Condomínio e comunhão são dois conceitos distintos em Direito.

O condomínio revela a situação jurídica de mais de um sujeito ostentar a titularidade da propriedade de um mesmo bem, objeto de direito real, em estado de indivisão. É uma modalidade de direito de propriedade, que decorre da existência plural de titulares de direito real sobre a mesma coisa, objeto de direito de propriedade, na quota-parte que a cada um couber, por virtude de contrato, testamento ou outra causa, como ocorre com a excussão forçada de parte de um bem, que gere adjudicação, ou aquisição em leilão, dessa parte em favor de alguém.

Comunhão, pelo princípio da unicidade dos patrimônios, pressupõe universalidade de direito, 1 uma massa comum ligada a um casal ou a um grupo de pessoas, por virtude de uma causa que pode ser o casamento ou um contrato social.

Isto não significa dizer que entre cônjuges não possa haver condomínio.

Pode, sim, acontecer de cônjuges serem condôminos, se algum bem for adquirido com recursos provenientes do patrimônio particular deles, bens esses que escapam àquele rol de bens que compõem a comunhão.

Tomemos, por exemplo, um casal que, por ocasião das núpcias, não tenha feito pacto antenupcial e tenha, portanto, adotado o regime legal de bens do casamento, que, pelo nosso sistema, é o da comunhão parcial de bens.
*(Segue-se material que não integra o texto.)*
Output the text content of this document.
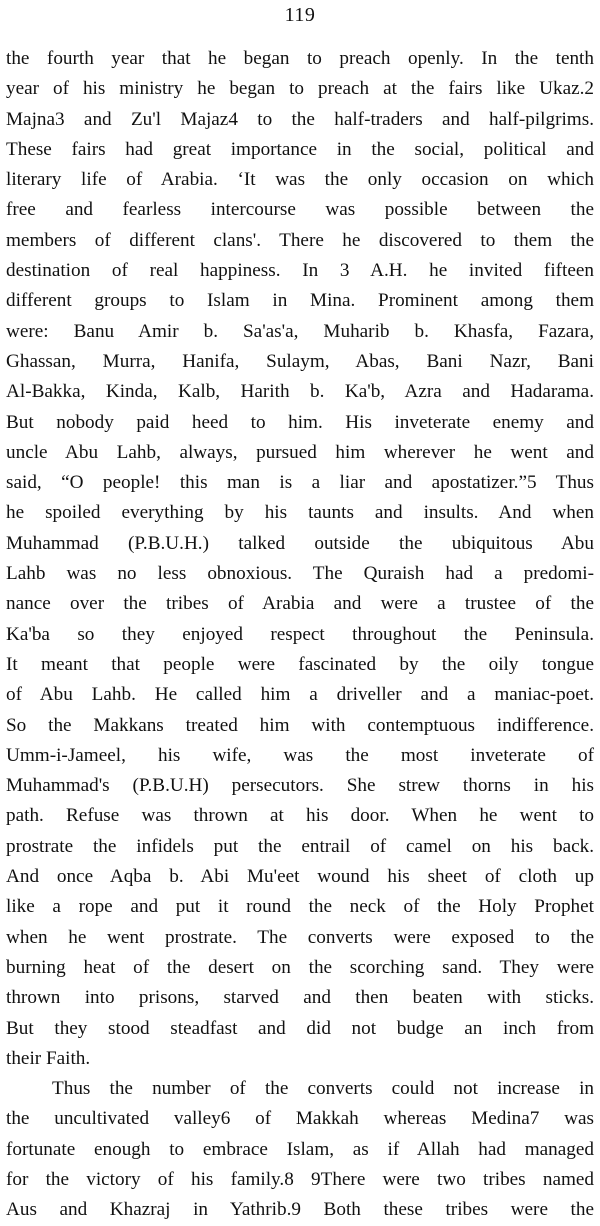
119
the fourth year that he began to preach openly. In the tenth
year of his ministry he began to preach at the fairs like Ukaz.2
Majna3 and Zu'l Majaz4 to the half-traders and half-pilgrims.
These fairs had great importance in the social, political and
literary life of Arabia. ‘It was the only occasion on which
free and fearless intercourse was possible between the
members of different clans'. There he discovered to them the
destination of real happiness. In 3 A.H. he invited fifteen
different groups to Islam in Mina. Prominent among them
were: Banu Amir b. Sa'as'a, Muharib b. Khasfa, Fazara,
Ghassan, Murra, Hanifa, Sulaym, Abas, Bani Nazr, Bani
Al-Bakka, Kinda, Kalb, Harith b. Ka'b, Azra and Hadarama.
But nobody paid heed to him. His inveterate enemy and
uncle Abu Lahb, always, pursued him wherever he went and
said, “O people! this man is a liar and apostatizer.”5 Thus
he spoiled everything by his taunts and insults. And when
Muhammad (P.B.U.H.) talked outside the ubiquitous Abu
Lahb was no less obnoxious. The Quraish had a predomi-
nance over the tribes of Arabia and were a trustee of the
Ka'ba so they enjoyed respect throughout the Peninsula.
It meant that people were fascinated by the oily tongue
of Abu Lahb. He called him a driveller and a maniac-poet.
So the Makkans treated him with contemptuous indifference.
Umm-i-Jameel, his wife, was the most inveterate of
Muhammad's (P.B.U.H) persecutors. She strew thorns in his
path. Refuse was thrown at his door. When he went to
prostrate the infidels put the entrail of camel on his back.
And once Aqba b. Abi Mu'eet wound his sheet of cloth up
like a rope and put it round the neck of the Holy Prophet
when he went prostrate. The converts were exposed to the
burning heat of the desert on the scorching sand. They were
thrown into prisons, starved and then beaten with sticks.
But they stood steadfast and did not budge an inch from
their Faith.
Thus the number of the converts could not increase in
the uncultivated valley6 of Makkah whereas Medina7 was
fortunate enough to embrace Islam, as if Allah had managed
for the victory of his family.8 9There were two tribes named
Aus and Khazraj in Yathrib.9 Both these tribes were the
Já antes das núpcias, cada um dos nubentes era titular de pequeno patrimônio particular, exclusivo de cada qual: um carro, um apartamento, uma soma em dinheiro. Depois, no decorrer da vida, adquirem outros bens (duas pequenas casas), todos eles com recurso do trabalho conjunto do casal. Vamos supor que o casal, durante a constância da sociedade conjugal, tenha interesse na aquisição de uma sala comercial e que lance mão daquelas economias – que foram reservadas desde o tempo anterior ao casamento – para a aquisição desse novo imóvel, na proporção de 30% para ela e 70% para ele, conforme o aporte de cada um para a aquisição, por contrato de compra e venda celebrado com terceiro.
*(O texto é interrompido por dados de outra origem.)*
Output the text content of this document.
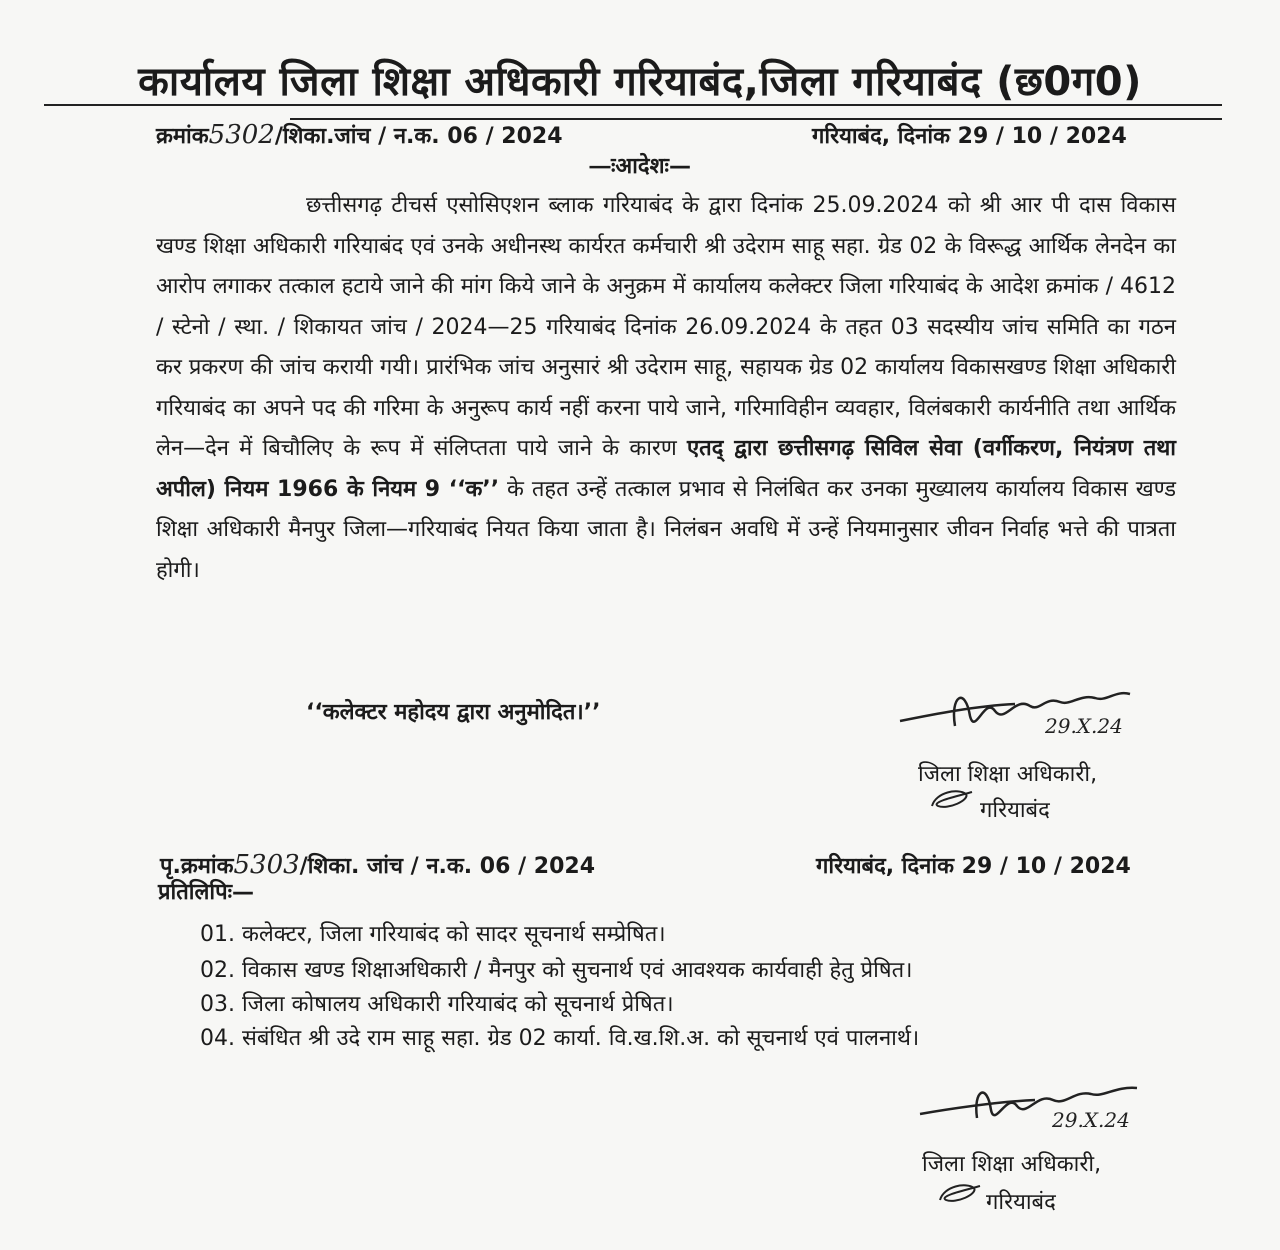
कार्यालय जिला शिक्षा अधिकारी गरियाबंद,जिला गरियाबंद (छ0ग0)
क्रमांक5302/शिका.जांच / न.क. 06 / 2024	गरियाबंद, दिनांक 29 / 10 / 2024
—ःआदेशः—
छत्तीसगढ़ टीचर्स एसोसिएशन ब्लाक गरियाबंद के द्वारा दिनांक 25.09.2024 को श्री आर पी दास विकास खण्ड शिक्षा अधिकारी गरियाबंद एवं उनके अधीनस्थ कार्यरत कर्मचारी श्री उदेराम साहू सहा. ग्रेड 02 के विरूद्ध आर्थिक लेनदेन का आरोप लगाकर तत्काल हटाये जाने की मांग किये जाने के अनुक्रम में कार्यालय कलेक्टर जिला गरियाबंद के आदेश क्रमांक / 4612 / स्टेनो / स्था. / शिकायत जांच / 2024—25 गरियाबंद दिनांक 26.09.2024 के तहत 03 सदस्यीय जांच समिति का गठन कर प्रकरण की जांच करायी गयी। प्रारंभिक जांच अनुसारं श्री उदेराम साहू, सहायक ग्रेड 02 कार्यालय विकासखण्ड शिक्षा अधिकारी गरियाबंद का अपने पद की गरिमा के अनुरूप कार्य नहीं करना पाये जाने, गरिमाविहीन व्यवहार, विलंबकारी कार्यनीति तथा आर्थिक लेन—देन में बिचौलिए के रूप में संलिप्तता पाये जाने के कारण एतद् द्वारा छत्तीसगढ़ सिविल सेवा (वर्गीकरण, नियंत्रण तथा अपील) नियम 1966 के नियम 9 ‘‘क’’ के तहत उन्हें तत्काल प्रभाव से निलंबित कर उनका मुख्यालय कार्यालय विकास खण्ड शिक्षा अधिकारी मैनपुर जिला—गरियाबंद नियत किया जाता है। निलंबन अवधि में उन्हें नियमानुसार जीवन निर्वाह भत्ते की पात्रता होगी।
‘‘कलेक्टर महोदय द्वारा अनुमोदित।’’
29.X.24
जिला शिक्षा अधिकारी,
गरियाबंद
पृ.क्रमांक5303/शिका. जांच / न.क. 06 / 2024	गरियाबंद, दिनांक 29 / 10 / 2024
प्रतिलिपिः—
01. कलेक्टर, जिला गरियाबंद को सादर सूचनार्थ सम्प्रेषित।
02. विकास खण्ड शिक्षाअधिकारी / मैनपुर को सुचनार्थ एवं आवश्यक कार्यवाही हेतु प्रेषित।
03. जिला कोषालय अधिकारी गरियाबंद को सूचनार्थ प्रेषित।
04. संबंधित श्री उदे राम साहू सहा. ग्रेड 02 कार्या. वि.ख.शि.अ. को सूचनार्थ एवं पालनार्थ।
29.X.24
जिला शिक्षा अधिकारी,
गरियाबंद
Pois bem. No exemplo dado, estarão muito bem delineados três patrimônios titularizados pelo casal e pelos cônjuges:

a) o carro e o apartamento que ela trouxe para o casamento, mais a quota--parte de 30% na sala comercial, pertencem ao patrimônio próprio da mulher;

b) o carro e o apartamento que ele trouxe para o casamento, mais a quota--parte de 70% da sala comercial, pertencem ao patrimônio próprio do marido;

c) as duas pequenas casas compõem o ativo da sociedade conjugal; ou seja, são bens que interessam à comunidade conjugal e estão sob o regime da comunhão, não importa quem os tenha adquirido e em que proporção de recursos.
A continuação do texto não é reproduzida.